Colorless Tsukuru Tazaki and His Years of Pilgrimage, yani Haruki Murakami’nin son kitabı dün gece geç saatlerde bitti. Her Haruki Murakami kitabında olduğu gibi bu kitapta da dünyam değişti. Bu kez bir farklılık olarak, bir sürü soru işareti ile kalakaldım ortada. Sanırım Haruki Murakami, olacakları bu kez bizden bekledi.
Haruki Murakami’yi uzun zamandır okumuyordum. Bunun bir sebebi, cesaret edememdi. Bir diğer sebebi de -saçma olabilir ama- o artık kitap yazmaktan vazgeçtiğinde ya da bu hayattan gittiğinde elimde ona dair daha dokunulmamış bir şeyler bırakmaktı. Cesaret edemememin sebeplerinden biri ise kitaplardan – özellikle Haruki Murakami’den- çok etkilenen bir insan olmam. Her Murakami kitabından sonra rüyalarımın bile değişmesi sonucu biraz yavaş gitmeye karar vermiştim belki hatırlarsınız. Colorless Tsukuru Tazaki and His Years of Pilgrimage ise tam da beklediğim etkiyi yaratarak hem rüyalarımı hem de düşüncelerimi yine derinden etkiledi.
Colorless Tsukuru Tazaki and His Years of Pilgrimage yine şahane Haruki Murakami müzik zevkini yansıtıyor. Kitap boyunca bolca duyacağınız, meraktan kıvranacağınız bir şarkı ise Lazar Berman tarafından çalınan Franz Liszt şarkısı, “Le mal du pays”. Yazının sonundaki videodan dinleyebilirsiniz. Ben de bir yandan kitabın konusuna ve değindiklerine geçeyim.

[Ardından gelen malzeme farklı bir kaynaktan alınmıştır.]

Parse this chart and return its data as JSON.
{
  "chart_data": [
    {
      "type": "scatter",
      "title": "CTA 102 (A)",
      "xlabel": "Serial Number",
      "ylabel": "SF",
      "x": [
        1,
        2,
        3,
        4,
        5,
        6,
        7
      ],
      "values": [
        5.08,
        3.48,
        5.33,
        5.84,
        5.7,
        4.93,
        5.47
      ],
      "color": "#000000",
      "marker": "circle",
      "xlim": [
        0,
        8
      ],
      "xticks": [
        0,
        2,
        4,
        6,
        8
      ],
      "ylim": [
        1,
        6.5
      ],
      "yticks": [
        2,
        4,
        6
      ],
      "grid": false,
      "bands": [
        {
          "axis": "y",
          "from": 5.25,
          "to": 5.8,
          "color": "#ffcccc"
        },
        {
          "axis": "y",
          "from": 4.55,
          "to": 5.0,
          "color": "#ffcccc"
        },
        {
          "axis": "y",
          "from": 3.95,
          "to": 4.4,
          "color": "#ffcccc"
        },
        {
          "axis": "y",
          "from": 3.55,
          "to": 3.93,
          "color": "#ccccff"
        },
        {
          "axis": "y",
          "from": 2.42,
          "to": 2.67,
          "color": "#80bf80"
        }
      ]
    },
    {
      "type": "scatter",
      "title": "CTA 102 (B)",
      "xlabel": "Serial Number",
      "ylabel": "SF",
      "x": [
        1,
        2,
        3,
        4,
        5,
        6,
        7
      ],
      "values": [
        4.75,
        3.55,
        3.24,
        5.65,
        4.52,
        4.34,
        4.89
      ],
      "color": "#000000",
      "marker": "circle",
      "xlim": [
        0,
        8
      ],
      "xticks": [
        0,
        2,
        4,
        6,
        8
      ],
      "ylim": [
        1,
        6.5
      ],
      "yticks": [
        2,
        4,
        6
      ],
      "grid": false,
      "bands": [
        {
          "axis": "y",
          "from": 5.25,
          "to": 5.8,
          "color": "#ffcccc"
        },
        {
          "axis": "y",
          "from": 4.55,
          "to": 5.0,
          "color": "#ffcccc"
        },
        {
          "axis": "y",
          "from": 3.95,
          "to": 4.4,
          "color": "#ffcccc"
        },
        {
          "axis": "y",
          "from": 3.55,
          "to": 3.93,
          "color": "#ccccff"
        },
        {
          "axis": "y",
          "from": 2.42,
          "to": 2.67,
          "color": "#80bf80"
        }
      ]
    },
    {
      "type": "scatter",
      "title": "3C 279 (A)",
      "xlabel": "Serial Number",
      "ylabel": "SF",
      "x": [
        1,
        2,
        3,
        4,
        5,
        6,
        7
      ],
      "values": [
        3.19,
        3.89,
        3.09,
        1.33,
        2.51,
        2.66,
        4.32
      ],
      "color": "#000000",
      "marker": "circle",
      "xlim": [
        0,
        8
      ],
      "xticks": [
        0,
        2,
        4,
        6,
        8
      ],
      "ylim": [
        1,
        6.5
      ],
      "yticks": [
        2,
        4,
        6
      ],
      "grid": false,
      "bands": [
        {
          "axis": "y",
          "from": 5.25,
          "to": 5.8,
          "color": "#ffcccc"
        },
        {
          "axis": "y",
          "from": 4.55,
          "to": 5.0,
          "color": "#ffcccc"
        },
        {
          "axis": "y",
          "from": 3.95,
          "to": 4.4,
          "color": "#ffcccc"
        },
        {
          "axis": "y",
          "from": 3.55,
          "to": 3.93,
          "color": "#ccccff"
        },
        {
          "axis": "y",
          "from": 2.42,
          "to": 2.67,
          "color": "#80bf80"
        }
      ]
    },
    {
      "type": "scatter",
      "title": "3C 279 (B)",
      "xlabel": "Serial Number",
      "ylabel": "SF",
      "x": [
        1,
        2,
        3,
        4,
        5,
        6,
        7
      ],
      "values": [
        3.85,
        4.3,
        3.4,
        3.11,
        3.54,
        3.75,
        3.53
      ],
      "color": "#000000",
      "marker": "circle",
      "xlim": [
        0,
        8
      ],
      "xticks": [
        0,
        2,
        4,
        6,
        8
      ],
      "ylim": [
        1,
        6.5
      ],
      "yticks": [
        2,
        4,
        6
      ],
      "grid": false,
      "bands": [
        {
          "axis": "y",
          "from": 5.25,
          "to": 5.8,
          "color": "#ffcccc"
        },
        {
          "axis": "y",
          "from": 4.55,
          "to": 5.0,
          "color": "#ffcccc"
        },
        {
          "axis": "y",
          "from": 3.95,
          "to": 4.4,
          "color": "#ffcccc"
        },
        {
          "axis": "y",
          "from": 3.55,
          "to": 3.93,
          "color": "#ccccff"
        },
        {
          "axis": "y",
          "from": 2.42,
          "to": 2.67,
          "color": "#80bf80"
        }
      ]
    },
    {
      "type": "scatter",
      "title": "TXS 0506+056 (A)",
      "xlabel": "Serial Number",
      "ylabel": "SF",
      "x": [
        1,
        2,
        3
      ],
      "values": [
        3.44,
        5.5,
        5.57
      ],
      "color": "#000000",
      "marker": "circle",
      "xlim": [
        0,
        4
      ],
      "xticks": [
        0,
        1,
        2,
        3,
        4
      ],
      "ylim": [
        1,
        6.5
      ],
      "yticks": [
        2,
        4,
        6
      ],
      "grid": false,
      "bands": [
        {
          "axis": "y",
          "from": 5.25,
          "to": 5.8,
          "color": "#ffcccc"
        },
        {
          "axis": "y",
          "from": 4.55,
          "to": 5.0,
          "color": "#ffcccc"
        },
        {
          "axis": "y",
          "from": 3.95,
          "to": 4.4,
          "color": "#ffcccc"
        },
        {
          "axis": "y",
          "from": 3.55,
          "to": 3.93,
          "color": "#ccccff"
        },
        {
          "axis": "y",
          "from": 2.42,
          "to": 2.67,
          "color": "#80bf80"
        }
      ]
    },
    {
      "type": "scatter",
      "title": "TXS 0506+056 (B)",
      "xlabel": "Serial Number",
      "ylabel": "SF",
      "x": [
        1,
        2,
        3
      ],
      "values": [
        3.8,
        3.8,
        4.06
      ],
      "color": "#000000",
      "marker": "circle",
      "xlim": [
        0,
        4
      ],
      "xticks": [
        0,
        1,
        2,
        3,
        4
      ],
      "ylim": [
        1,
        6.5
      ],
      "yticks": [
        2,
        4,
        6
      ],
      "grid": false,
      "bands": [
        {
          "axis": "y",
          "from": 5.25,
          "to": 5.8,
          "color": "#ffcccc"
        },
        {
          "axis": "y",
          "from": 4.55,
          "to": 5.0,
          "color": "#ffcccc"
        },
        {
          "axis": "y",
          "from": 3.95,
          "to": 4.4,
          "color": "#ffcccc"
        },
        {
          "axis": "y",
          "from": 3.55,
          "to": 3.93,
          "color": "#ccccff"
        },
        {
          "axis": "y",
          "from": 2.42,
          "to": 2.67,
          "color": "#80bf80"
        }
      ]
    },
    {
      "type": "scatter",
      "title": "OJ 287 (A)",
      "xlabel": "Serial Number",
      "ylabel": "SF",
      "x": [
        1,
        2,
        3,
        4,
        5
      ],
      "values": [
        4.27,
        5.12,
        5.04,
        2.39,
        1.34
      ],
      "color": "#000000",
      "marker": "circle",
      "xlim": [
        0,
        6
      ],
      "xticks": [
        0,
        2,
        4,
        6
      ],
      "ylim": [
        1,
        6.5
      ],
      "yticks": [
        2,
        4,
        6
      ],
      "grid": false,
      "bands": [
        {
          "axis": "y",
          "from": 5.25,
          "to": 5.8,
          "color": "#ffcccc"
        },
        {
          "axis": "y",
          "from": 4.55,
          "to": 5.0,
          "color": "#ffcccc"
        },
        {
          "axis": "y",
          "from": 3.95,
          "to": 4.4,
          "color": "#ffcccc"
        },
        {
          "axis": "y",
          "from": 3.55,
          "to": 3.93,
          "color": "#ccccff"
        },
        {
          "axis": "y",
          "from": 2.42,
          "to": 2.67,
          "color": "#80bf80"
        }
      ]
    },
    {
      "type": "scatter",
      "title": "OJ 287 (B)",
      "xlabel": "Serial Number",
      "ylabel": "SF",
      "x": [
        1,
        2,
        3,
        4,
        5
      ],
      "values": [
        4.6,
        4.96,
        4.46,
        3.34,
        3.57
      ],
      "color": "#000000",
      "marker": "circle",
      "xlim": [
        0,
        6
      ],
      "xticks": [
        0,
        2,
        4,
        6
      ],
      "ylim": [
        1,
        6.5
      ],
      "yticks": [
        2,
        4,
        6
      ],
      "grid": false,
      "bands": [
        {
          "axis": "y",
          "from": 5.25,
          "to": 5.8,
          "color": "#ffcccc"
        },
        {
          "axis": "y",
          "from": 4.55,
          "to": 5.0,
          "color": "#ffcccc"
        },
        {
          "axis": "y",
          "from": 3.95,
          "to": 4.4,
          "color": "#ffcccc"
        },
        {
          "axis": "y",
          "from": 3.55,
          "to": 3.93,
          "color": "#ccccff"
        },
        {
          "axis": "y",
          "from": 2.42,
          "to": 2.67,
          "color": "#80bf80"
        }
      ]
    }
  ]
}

Renksiz Tsukuru Tazaki’nin çok yakın olduğu 4 arkadaşı var. Tsukuru ile 5 kişi olan bu gruptaki kişilerin hepsinin adında bir renk var, Tsukuru hariç. Akamatsu kırmızı çam, Oumi mavi deniz, Shirane beyaz kök ve Kurono siyah tarla anlamına geliyor. Tsukuru’nun renksizliği daha isminden başlıyor anlayacağınız. Bir gün Tsukuru’nun arkadaşları onu bir daha görmek ve duymak istemediklerini belirtiyorlar. O günden bu yana Tsukuru hayat boyunca sürükleniyor, hiç kimseyle samimi bir ilişki kuramıyor. Fakat sonra Sara ile tanışıyor. Sara Tsukuru’ya bunca sene önce ne olduğunu öğrenmesi gerektiğini söylüyor. Kitabın konusuyla ilgili daha fazla bir şey anlatmayacağım. İnanın bu kadarı şimdilik yeter. Spoiler vermekten ne kadar çekindiğimi biliyorsunuz. Ama siz yine de kitapla ilgili önceden de yazdığım animasyonu izleyebilirsiniz.
Kimlik, kendini tanıma, arkadaşlık, aşk, geçmişten gelen çözülmemiş acılar, tarifi zor rüya ve gerçeklik arasında kalışlar, trenler, kesik parmaklar, Finlandiya, kuşlar, basit ama lezzetli yemekler, enfes şarkılar… Haruki Murakami olmazsa olmazlarının yanı sıra yeni yeni alışkanlık edinebileceğimiz öğeler de var bu kitapta. Ayrıca, belirtmeden edemeyeceğim, Murakami‘nin çoğu kitabında gençler üstünlük sağlayıp kitabın çoğunu kaplasa da bu kitapta yetiştin bir erkek (36 yaşındaki Tsukuru) üstünlüğü elde ediyor. Büyülü dünyanın dengesi biraz da olsa değişiyor yani anlayacağınız. 1Q84‘te olduğu gibi burada da küçük bir öykü içinde öykü var. Bu da okuyacaklar için hoş bir sürpriz olsun şimdiden. Umarım Haruki Murakami bu küçük öykü hakkında da kocaman bir kitap yazar ve ne olduğunu öğrenebiliriz.
Kitabın bendeki kopyası sert kapaklı ve içinde yapıştırmalarla geliyor. Tasarımı hakkında önceden de yazmıştım hatırlarsınız (hatırlamıyorsanız da şuradan ulaşabilirsiniz: Colorless Tsukuru Tazaki and His Years of Pilgrimage). Kitap bittiğinde ben de yapıştırmaları alıp kapağı keyfimce tasarladım (yukarıda görebilirsiniz). Umarım dilimizden okuyacaklar için de benzer bir şey yaparlar. Şimdiden, bol keyifli, bol büyülü okumalar. İnanın çok çok çok seveceksiniz!